誰かがやってきて助けてくれたという話なら、同じ橘湾に面している、田結の歳神社伝説がある。

田結の地名の由来については、歳神社伝説によれば,元亀元年の頃稲を刈り取ったその夜突然激しい暴風雨が襲来したが、何者かが竹で稲を結束して寄せ集めてあったため助かったので、村民はこれを神の恩恵とし、以後村名も田結となったという。

うーん。似ていると思う。

来訪神、まれびと伝説、漂流神伝説など、海から幸をもたらす神が流れ着いたという話は、日本には数多い。
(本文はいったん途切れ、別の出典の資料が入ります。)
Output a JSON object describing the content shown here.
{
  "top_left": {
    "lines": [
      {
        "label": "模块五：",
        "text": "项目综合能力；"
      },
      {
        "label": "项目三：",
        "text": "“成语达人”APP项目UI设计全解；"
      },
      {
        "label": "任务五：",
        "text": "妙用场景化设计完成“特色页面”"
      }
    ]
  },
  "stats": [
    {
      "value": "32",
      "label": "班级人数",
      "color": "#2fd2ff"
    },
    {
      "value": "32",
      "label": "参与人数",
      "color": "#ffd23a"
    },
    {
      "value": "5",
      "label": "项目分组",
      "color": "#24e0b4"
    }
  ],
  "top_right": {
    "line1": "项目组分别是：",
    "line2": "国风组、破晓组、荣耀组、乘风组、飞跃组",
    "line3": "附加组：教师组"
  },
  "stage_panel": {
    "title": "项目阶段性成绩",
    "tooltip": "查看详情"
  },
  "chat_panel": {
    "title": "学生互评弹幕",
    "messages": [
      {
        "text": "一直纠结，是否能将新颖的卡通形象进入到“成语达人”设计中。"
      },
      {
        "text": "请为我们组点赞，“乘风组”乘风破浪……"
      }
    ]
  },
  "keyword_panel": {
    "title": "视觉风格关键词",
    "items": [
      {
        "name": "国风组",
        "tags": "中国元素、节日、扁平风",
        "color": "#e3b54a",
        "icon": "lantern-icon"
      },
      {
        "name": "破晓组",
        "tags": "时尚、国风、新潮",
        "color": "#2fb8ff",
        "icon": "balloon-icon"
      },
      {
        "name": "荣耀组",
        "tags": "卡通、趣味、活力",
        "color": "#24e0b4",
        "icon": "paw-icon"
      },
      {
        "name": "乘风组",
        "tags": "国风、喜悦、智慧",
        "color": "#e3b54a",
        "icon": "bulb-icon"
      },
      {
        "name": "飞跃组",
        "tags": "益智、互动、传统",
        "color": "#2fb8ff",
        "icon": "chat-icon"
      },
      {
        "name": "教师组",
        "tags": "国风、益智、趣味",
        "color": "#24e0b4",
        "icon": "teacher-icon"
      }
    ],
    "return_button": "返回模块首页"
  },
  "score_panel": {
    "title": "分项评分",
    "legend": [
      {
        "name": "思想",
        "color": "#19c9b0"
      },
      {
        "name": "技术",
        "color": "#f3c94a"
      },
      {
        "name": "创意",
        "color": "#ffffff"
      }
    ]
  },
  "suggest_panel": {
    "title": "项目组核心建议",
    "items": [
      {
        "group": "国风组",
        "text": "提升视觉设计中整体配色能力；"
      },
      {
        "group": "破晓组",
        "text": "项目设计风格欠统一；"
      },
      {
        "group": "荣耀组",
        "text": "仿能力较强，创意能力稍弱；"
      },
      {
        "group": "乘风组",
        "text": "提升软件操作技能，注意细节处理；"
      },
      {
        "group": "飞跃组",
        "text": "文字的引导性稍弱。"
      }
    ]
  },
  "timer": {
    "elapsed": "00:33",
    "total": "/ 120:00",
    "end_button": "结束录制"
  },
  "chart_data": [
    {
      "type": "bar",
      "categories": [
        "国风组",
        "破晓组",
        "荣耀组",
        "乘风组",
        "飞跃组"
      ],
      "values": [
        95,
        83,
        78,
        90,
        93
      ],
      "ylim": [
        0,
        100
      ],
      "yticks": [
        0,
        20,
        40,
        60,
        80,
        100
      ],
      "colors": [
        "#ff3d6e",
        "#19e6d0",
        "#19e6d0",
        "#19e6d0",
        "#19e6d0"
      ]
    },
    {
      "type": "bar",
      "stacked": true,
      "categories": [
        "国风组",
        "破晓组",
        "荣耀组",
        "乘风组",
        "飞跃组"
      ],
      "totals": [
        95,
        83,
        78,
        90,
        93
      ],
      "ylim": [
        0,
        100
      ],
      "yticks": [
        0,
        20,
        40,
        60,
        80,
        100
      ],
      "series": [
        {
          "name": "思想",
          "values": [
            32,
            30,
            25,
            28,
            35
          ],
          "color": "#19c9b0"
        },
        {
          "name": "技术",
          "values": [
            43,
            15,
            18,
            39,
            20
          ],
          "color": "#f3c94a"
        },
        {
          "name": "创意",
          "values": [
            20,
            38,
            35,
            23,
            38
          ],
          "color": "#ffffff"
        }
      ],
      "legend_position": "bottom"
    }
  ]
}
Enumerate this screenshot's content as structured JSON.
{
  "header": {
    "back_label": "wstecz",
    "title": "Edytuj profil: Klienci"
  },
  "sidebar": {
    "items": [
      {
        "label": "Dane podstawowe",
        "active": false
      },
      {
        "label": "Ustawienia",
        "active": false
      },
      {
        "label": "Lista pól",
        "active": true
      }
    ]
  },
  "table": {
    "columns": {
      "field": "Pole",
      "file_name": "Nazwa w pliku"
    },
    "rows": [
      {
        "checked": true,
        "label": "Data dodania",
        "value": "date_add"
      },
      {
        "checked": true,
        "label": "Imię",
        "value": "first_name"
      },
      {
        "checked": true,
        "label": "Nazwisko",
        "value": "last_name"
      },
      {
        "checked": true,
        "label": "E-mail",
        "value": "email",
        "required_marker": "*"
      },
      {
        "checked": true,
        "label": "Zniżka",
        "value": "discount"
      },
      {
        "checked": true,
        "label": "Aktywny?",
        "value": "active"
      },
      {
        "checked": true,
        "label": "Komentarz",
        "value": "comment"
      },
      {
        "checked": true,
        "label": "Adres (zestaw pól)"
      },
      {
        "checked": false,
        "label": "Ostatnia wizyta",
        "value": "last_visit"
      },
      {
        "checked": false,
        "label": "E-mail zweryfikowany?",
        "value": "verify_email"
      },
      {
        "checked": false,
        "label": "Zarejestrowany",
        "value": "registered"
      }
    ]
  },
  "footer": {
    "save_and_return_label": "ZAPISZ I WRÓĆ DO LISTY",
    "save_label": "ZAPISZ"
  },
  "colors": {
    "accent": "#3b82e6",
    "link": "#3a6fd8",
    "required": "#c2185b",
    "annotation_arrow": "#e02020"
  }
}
つまり、神様は普段から地域にいるのではなく、どこかからやって来て、そしてどこかに去っていくもののようだ。

折口信夫 民俗学者
外部からの来訪者(異人、まれびと)に宿舎や食事を提供して歓待する風習は、各地で普遍的にみられる。その理由は経済的なものが含まれるが、この風習の根底に異人を異界からの神とする「まれびと信仰」が存在するといわれる。

 

慰霊碑

白髯神社 境内

白髯神社境内にある社

白髯神社境内に祀られている仏教関連

 

日本人の「おもてなし」の根底にあるものだろう。

有喜の白髭神社の武内宿禰もまれびとだと言える。長崎の橘湾沿岸には「まれびと伝説」が多くあり、海を介しての交流が盛んだったのが原因かもしれないと思う。
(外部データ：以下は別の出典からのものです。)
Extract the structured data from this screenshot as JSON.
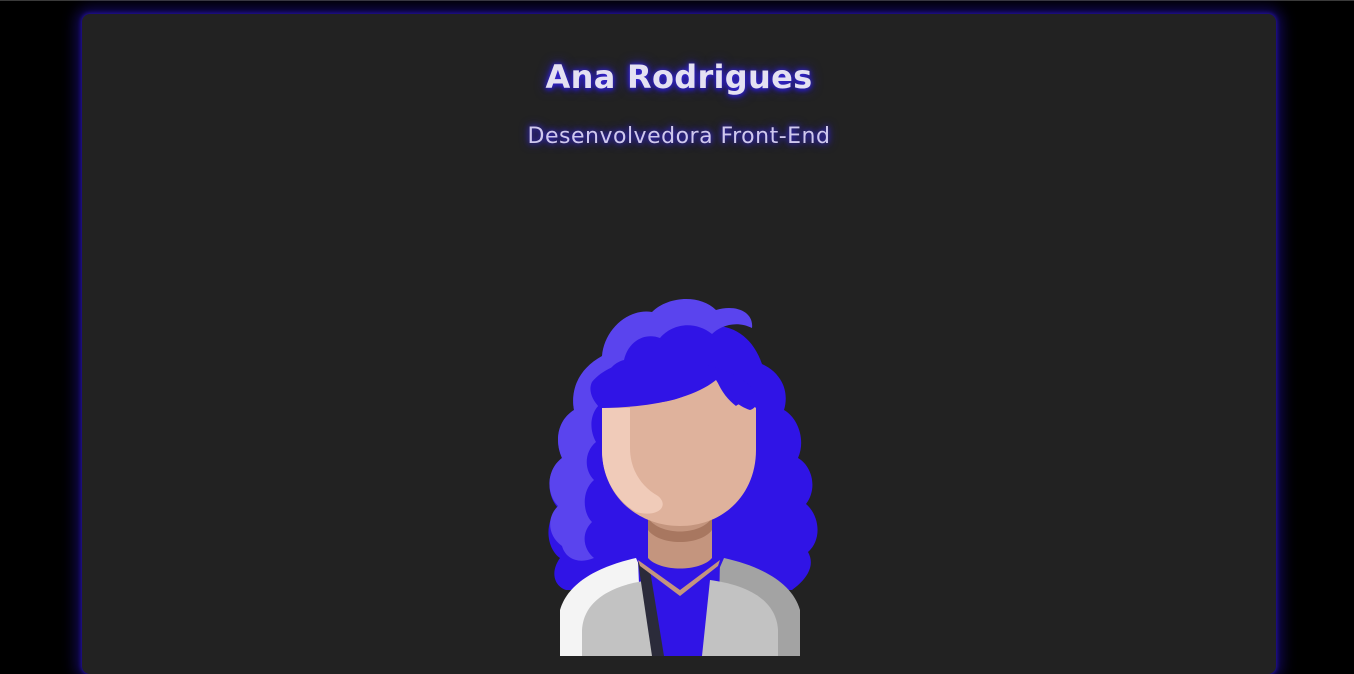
{
  "profile": {
    "name": "Ana Rodrigues",
    "role": "Desenvolvedora Front-End",
    "avatar_icon": "developer-woman-avatar-icon"
  },
  "colors": {
    "background": "#000000",
    "card": "#222222",
    "glow": "#2a1cd6",
    "hair_dark": "#3014e6",
    "hair_light": "#5a44ee",
    "skin": "#dfb29c",
    "skin_light": "#f0cbb9",
    "neck": "#c4957e",
    "shirt": "#3014e6",
    "jacket_light": "#c2c2c2",
    "jacket_dark": "#a3a3a3"
  }
}
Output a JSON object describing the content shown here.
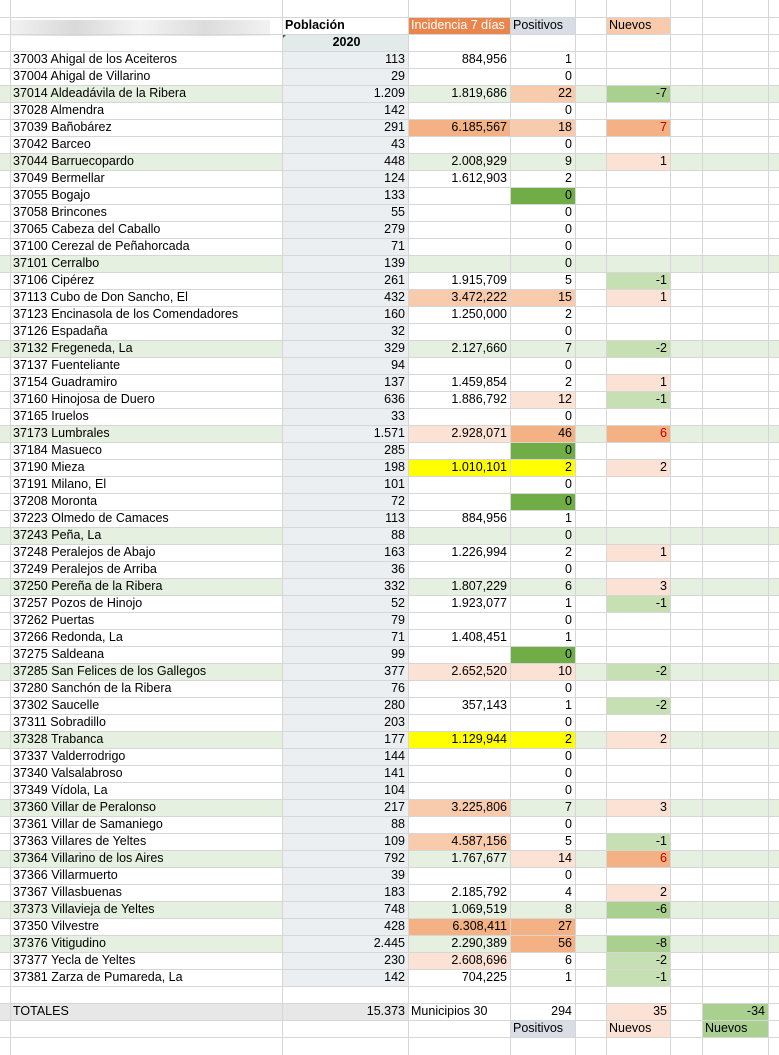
{
  "header": {
    "poblacion": "Población",
    "incidencia": "Incidencia 7 días",
    "positivos": "Positivos",
    "nuevos": "Nuevos",
    "year": "2020"
  },
  "colors": {
    "header_orange": "#e9864e",
    "header_salmon": "#f8cbad",
    "header_grey": "#d9dde5",
    "row_band": "#e6f0e0",
    "heat_light": "#fbe2d5",
    "heat_mid": "#f8cbad",
    "heat_strong": "#f4b183",
    "green_light": "#c6e0b4",
    "green_mid": "#a9d08e",
    "green_zero": "#70ad47",
    "yellow": "#ffff00"
  },
  "rows": [
    {
      "mun": "37003 Ahigal de los Aceiteros",
      "pop": "113",
      "inc": "884,956",
      "pos": "1",
      "nue": ""
    },
    {
      "mun": "37004 Ahigal de Villarino",
      "pop": "29",
      "inc": "",
      "pos": "0",
      "nue": ""
    },
    {
      "mun": "37014 Aldeadávila de la Ribera",
      "pop": "1.209",
      "inc": "1.819,686",
      "pos": "22",
      "nue": "-7"
    },
    {
      "mun": "37028 Almendra",
      "pop": "142",
      "inc": "",
      "pos": "0",
      "nue": ""
    },
    {
      "mun": "37039 Bañobárez",
      "pop": "291",
      "inc": "6.185,567",
      "pos": "18",
      "nue": "7"
    },
    {
      "mun": "37042 Barceo",
      "pop": "43",
      "inc": "",
      "pos": "0",
      "nue": ""
    },
    {
      "mun": "37044 Barruecopardo",
      "pop": "448",
      "inc": "2.008,929",
      "pos": "9",
      "nue": "1"
    },
    {
      "mun": "37049 Bermellar",
      "pop": "124",
      "inc": "1.612,903",
      "pos": "2",
      "nue": ""
    },
    {
      "mun": "37055 Bogajo",
      "pop": "133",
      "inc": "",
      "pos": "0",
      "nue": ""
    },
    {
      "mun": "37058 Brincones",
      "pop": "55",
      "inc": "",
      "pos": "0",
      "nue": ""
    },
    {
      "mun": "37065 Cabeza del Caballo",
      "pop": "279",
      "inc": "",
      "pos": "0",
      "nue": ""
    },
    {
      "mun": "37100 Cerezal de Peñahorcada",
      "pop": "71",
      "inc": "",
      "pos": "0",
      "nue": ""
    },
    {
      "mun": "37101 Cerralbo",
      "pop": "139",
      "inc": "",
      "pos": "0",
      "nue": ""
    },
    {
      "mun": "37106 Cipérez",
      "pop": "261",
      "inc": "1.915,709",
      "pos": "5",
      "nue": "-1"
    },
    {
      "mun": "37113 Cubo de Don Sancho, El",
      "pop": "432",
      "inc": "3.472,222",
      "pos": "15",
      "nue": "1"
    },
    {
      "mun": "37123 Encinasola de los Comendadores",
      "pop": "160",
      "inc": "1.250,000",
      "pos": "2",
      "nue": ""
    },
    {
      "mun": "37126 Espadaña",
      "pop": "32",
      "inc": "",
      "pos": "0",
      "nue": ""
    },
    {
      "mun": "37132 Fregeneda, La",
      "pop": "329",
      "inc": "2.127,660",
      "pos": "7",
      "nue": "-2"
    },
    {
      "mun": "37137 Fuenteliante",
      "pop": "94",
      "inc": "",
      "pos": "0",
      "nue": ""
    },
    {
      "mun": "37154 Guadramiro",
      "pop": "137",
      "inc": "1.459,854",
      "pos": "2",
      "nue": "1"
    },
    {
      "mun": "37160 Hinojosa de Duero",
      "pop": "636",
      "inc": "1.886,792",
      "pos": "12",
      "nue": "-1"
    },
    {
      "mun": "37165 Iruelos",
      "pop": "33",
      "inc": "",
      "pos": "0",
      "nue": ""
    },
    {
      "mun": "37173 Lumbrales",
      "pop": "1.571",
      "inc": "2.928,071",
      "pos": "46",
      "nue": "6"
    },
    {
      "mun": "37184 Masueco",
      "pop": "285",
      "inc": "",
      "pos": "0",
      "nue": ""
    },
    {
      "mun": "37190 Mieza",
      "pop": "198",
      "inc": "1.010,101",
      "pos": "2",
      "nue": "2"
    },
    {
      "mun": "37191 Milano, El",
      "pop": "101",
      "inc": "",
      "pos": "0",
      "nue": ""
    },
    {
      "mun": "37208 Moronta",
      "pop": "72",
      "inc": "",
      "pos": "0",
      "nue": ""
    },
    {
      "mun": "37223 Olmedo de Camaces",
      "pop": "113",
      "inc": "884,956",
      "pos": "1",
      "nue": ""
    },
    {
      "mun": "37243 Peña, La",
      "pop": "88",
      "inc": "",
      "pos": "0",
      "nue": ""
    },
    {
      "mun": "37248 Peralejos de Abajo",
      "pop": "163",
      "inc": "1.226,994",
      "pos": "2",
      "nue": "1"
    },
    {
      "mun": "37249 Peralejos de Arriba",
      "pop": "36",
      "inc": "",
      "pos": "0",
      "nue": ""
    },
    {
      "mun": "37250 Pereña de la Ribera",
      "pop": "332",
      "inc": "1.807,229",
      "pos": "6",
      "nue": "3"
    },
    {
      "mun": "37257 Pozos de Hinojo",
      "pop": "52",
      "inc": "1.923,077",
      "pos": "1",
      "nue": "-1"
    },
    {
      "mun": "37262 Puertas",
      "pop": "79",
      "inc": "",
      "pos": "0",
      "nue": ""
    },
    {
      "mun": "37266 Redonda, La",
      "pop": "71",
      "inc": "1.408,451",
      "pos": "1",
      "nue": ""
    },
    {
      "mun": "37275 Saldeana",
      "pop": "99",
      "inc": "",
      "pos": "0",
      "nue": ""
    },
    {
      "mun": "37285 San Felices de los Gallegos",
      "pop": "377",
      "inc": "2.652,520",
      "pos": "10",
      "nue": "-2"
    },
    {
      "mun": "37280 Sanchón de la Ribera",
      "pop": "76",
      "inc": "",
      "pos": "0",
      "nue": ""
    },
    {
      "mun": "37302 Saucelle",
      "pop": "280",
      "inc": "357,143",
      "pos": "1",
      "nue": "-2"
    },
    {
      "mun": "37311 Sobradillo",
      "pop": "203",
      "inc": "",
      "pos": "0",
      "nue": ""
    },
    {
      "mun": "37328 Trabanca",
      "pop": "177",
      "inc": "1.129,944",
      "pos": "2",
      "nue": "2"
    },
    {
      "mun": "37337 Valderrodrigo",
      "pop": "144",
      "inc": "",
      "pos": "0",
      "nue": ""
    },
    {
      "mun": "37340 Valsalabroso",
      "pop": "141",
      "inc": "",
      "pos": "0",
      "nue": ""
    },
    {
      "mun": "37349 Vídola, La",
      "pop": "104",
      "inc": "",
      "pos": "0",
      "nue": ""
    },
    {
      "mun": "37360 Villar de Peralonso",
      "pop": "217",
      "inc": "3.225,806",
      "pos": "7",
      "nue": "3"
    },
    {
      "mun": "37361 Villar de Samaniego",
      "pop": "88",
      "inc": "",
      "pos": "0",
      "nue": ""
    },
    {
      "mun": "37363 Villares de Yeltes",
      "pop": "109",
      "inc": "4.587,156",
      "pos": "5",
      "nue": "-1"
    },
    {
      "mun": "37364 Villarino de los Aires",
      "pop": "792",
      "inc": "1.767,677",
      "pos": "14",
      "nue": "6"
    },
    {
      "mun": "37366 Villarmuerto",
      "pop": "39",
      "inc": "",
      "pos": "0",
      "nue": ""
    },
    {
      "mun": "37367 Villasbuenas",
      "pop": "183",
      "inc": "2.185,792",
      "pos": "4",
      "nue": "2"
    },
    {
      "mun": "37373 Villavieja de Yeltes",
      "pop": "748",
      "inc": "1.069,519",
      "pos": "8",
      "nue": "-6"
    },
    {
      "mun": "37350 Vilvestre",
      "pop": "428",
      "inc": "6.308,411",
      "pos": "27",
      "nue": ""
    },
    {
      "mun": "37376 Vitigudino",
      "pop": "2.445",
      "inc": "2.290,389",
      "pos": "56",
      "nue": "-8"
    },
    {
      "mun": "37377 Yecla de Yeltes",
      "pop": "230",
      "inc": "2.608,696",
      "pos": "6",
      "nue": "-2"
    },
    {
      "mun": "37381 Zarza de Pumareda, La",
      "pop": "142",
      "inc": "704,225",
      "pos": "1",
      "nue": "-1"
    }
  ],
  "totals": {
    "label": "TOTALES",
    "pop": "15.373",
    "municipios": "Municipios 30",
    "pos": "294",
    "nue": "35",
    "nue2": "-34",
    "foot_positivos": "Positivos",
    "foot_nuevos": "Nuevos",
    "foot_nuevos2": "Nuevos"
  }
}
橘湾沿岸には縄文の遺跡も多く発見されている。縄文時代から海からの来訪者が、多くの幸を持ってきたのかも知れない。

来訪神伝説は、そんな太古の時代からの記憶の現れなんだろうと思う。

敷地内に大神宮の石碑、慰霊碑、名前のない拝殿、その祠の後ろには仏の石像と墓碑等がある。

境内は広いし、色んな行事がここで行われてきたのだろう。

神社の役割は、地域の交流の要となったことである。様々な神を受け入れる日本神道のゆるさ、いや懐の深さを感じる。

だからこそ、神社は長い時代を経ても存在できているのだと感じる。